В двух шагах отсюда, среди маленькой свиты новых друзей, исключительно оптиматов, Валерий Азиатик, жёсткими глазами глядя на оживлённое движение придворных, с удовлетворением произнёс:

— Время, которое проводят в этих забавах, даровано нам.

Старый республиканец Сатурнин оторвал взгляд от императора и обронил роковую фразу:

— Нужно действовать.

Валерий Азиатик обменялся с ним взглядом, и ему вспомнилось, как один из родственников Сатурнина много лет назад за свой пасквиль на Тиберия был сброшен вниз с Капитолия.

«Неосторожность — их фамильная черта», — подумал он. Но в таких людях снова могла возникнуть необходимость. Поэтому Валерий Азиатик улыбнулся Сатурнину и заявил:

— У тебя благородная душа. Редкость в наши дни...
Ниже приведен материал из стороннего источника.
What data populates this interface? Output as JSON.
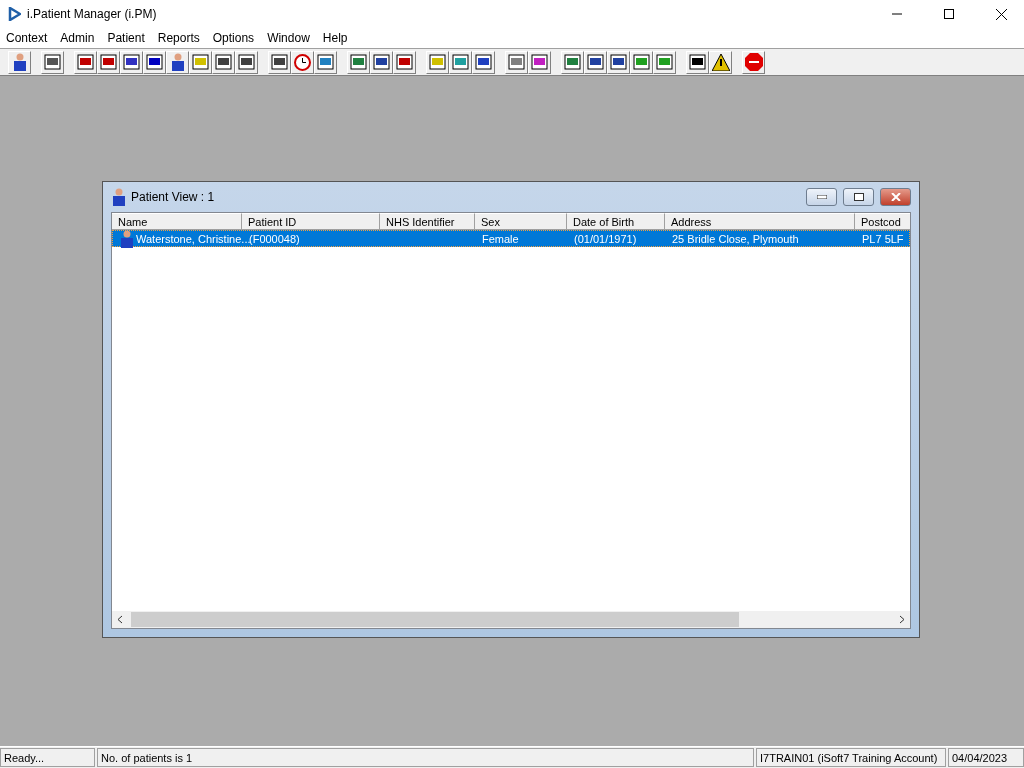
{
  "window": {
    "title": "i.Patient Manager (i.PM)"
  },
  "menu": [
    "Context",
    "Admin",
    "Patient",
    "Reports",
    "Options",
    "Window",
    "Help"
  ],
  "child_window": {
    "title": "Patient View : 1",
    "columns": [
      "Name",
      "Patient ID",
      "NHS Identifier",
      "Sex",
      "Date of Birth",
      "Address",
      "Postcod"
    ],
    "rows": [
      {
        "selected": true,
        "cells": [
          "Waterstone, Christine...",
          "(F000048)",
          "",
          "Female",
          "(01/01/1971)",
          "25 Bridle Close, Plymouth",
          "PL7 5LF"
        ]
      }
    ]
  },
  "status_bar": [
    "Ready...",
    "No. of patients is 1",
    "I7TRAIN01 (iSoft7 Training Account)",
    "04/04/2023"
  ]
}
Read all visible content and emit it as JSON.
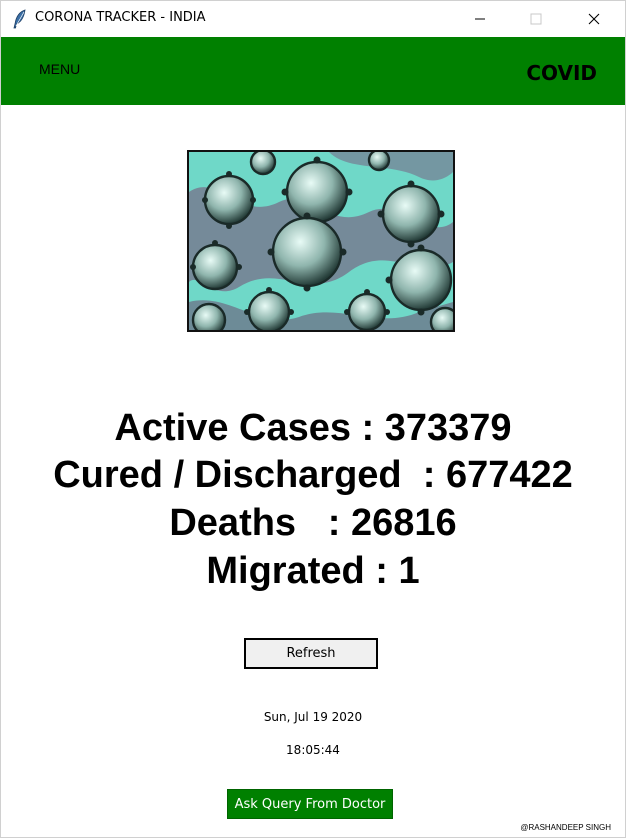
{
  "window": {
    "title": "CORONA TRACKER - INDIA",
    "app_icon": "feather-icon",
    "controls": [
      "minimize-icon",
      "maximize-icon",
      "close-icon"
    ]
  },
  "header": {
    "background": "#008000",
    "menu_label": "MENU",
    "brand_label": "COVID"
  },
  "main": {
    "image_subject": "coronavirus-illustration",
    "stats": {
      "active": "Active Cases : 373379",
      "cured": "Cured / Discharged  : 677422",
      "deaths": "Deaths   : 26816",
      "migrated": "Migrated : 1"
    },
    "refresh_label": "Refresh",
    "date": "Sun, Jul 19 2020",
    "time": "18:05:44",
    "ask_label": "Ask Query From Doctor",
    "ask_color": "#008000"
  },
  "footer": {
    "credit": "@RASHANDEEP SINGH"
  }
}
Чуть поодаль слышался молодой смех императора. Тяжелейшие и опасные дни юности приносили ему только одиночество с редкими моментами общения. Преследования и шпионы приучили его скрывать свои чувства и научили великому терпению. Его необходимость в привязанности не переливалась через плотину недоверчивости, и потому он ограничивал себя в дружеских жестах. И его чувства обратились вместо живых существ на череду воспоминаний. Он боялся новых привязанностей. Император легко общался с простыми людьми, народ его любил и шумно проявлял эту коллективную любовь, даря свободу эмоций. Но его душа открывалась через щёлочки только в беззащитных и простых разговорах, таких как с поэтом Федром или инфантильным Геликоном. Словно страшась физически замараться, он искал пространства для себя одного, чтобы учиться, писать, читать, думать и принимать решения, — какой-нибудь крохотный кабинет, укромный уголок в саду. Он нежно любил животных, которые не умели предавать. То и дело в самых непредвиденных обстоятельствах на него накатывали приливы нежности, потребность обнять кого-нибудь, что изумляло и часто совершенно ошарашивало окружающих, как, например, префекта преторианских частей, мизенского флотоводца, который никогда не забудет рук императора на своих плечах.

Император всегда спал один. Слуги рассказывали, что он никому не позволял вторгаться на его остров, которым стали тишайшие комнаты, избранные им для ночлега в Палатинском дворце. Его кровать со спинкой из золота и слоновой кости, подаренная Лигой сирийских городов, была гладкой и пустой, недоступной для остававшихся за закрытой дверью слуг и стражи. Сон его был неглубоким и часто прерывался. Окна выходили на восток, навстречу первым лучам солнца. Просыпаясь, он сразу видел, скоро ли рассвет. Довольно быстро его бессонница, поиски тишины, ранние подъёмы в предрассветных сумерках, когда император одним жестом удалял слуг и стражу, его прогулки в одиночестве по лоджии императорского дворца превратились в мучение для маленькой армии представителей дома Цезарей.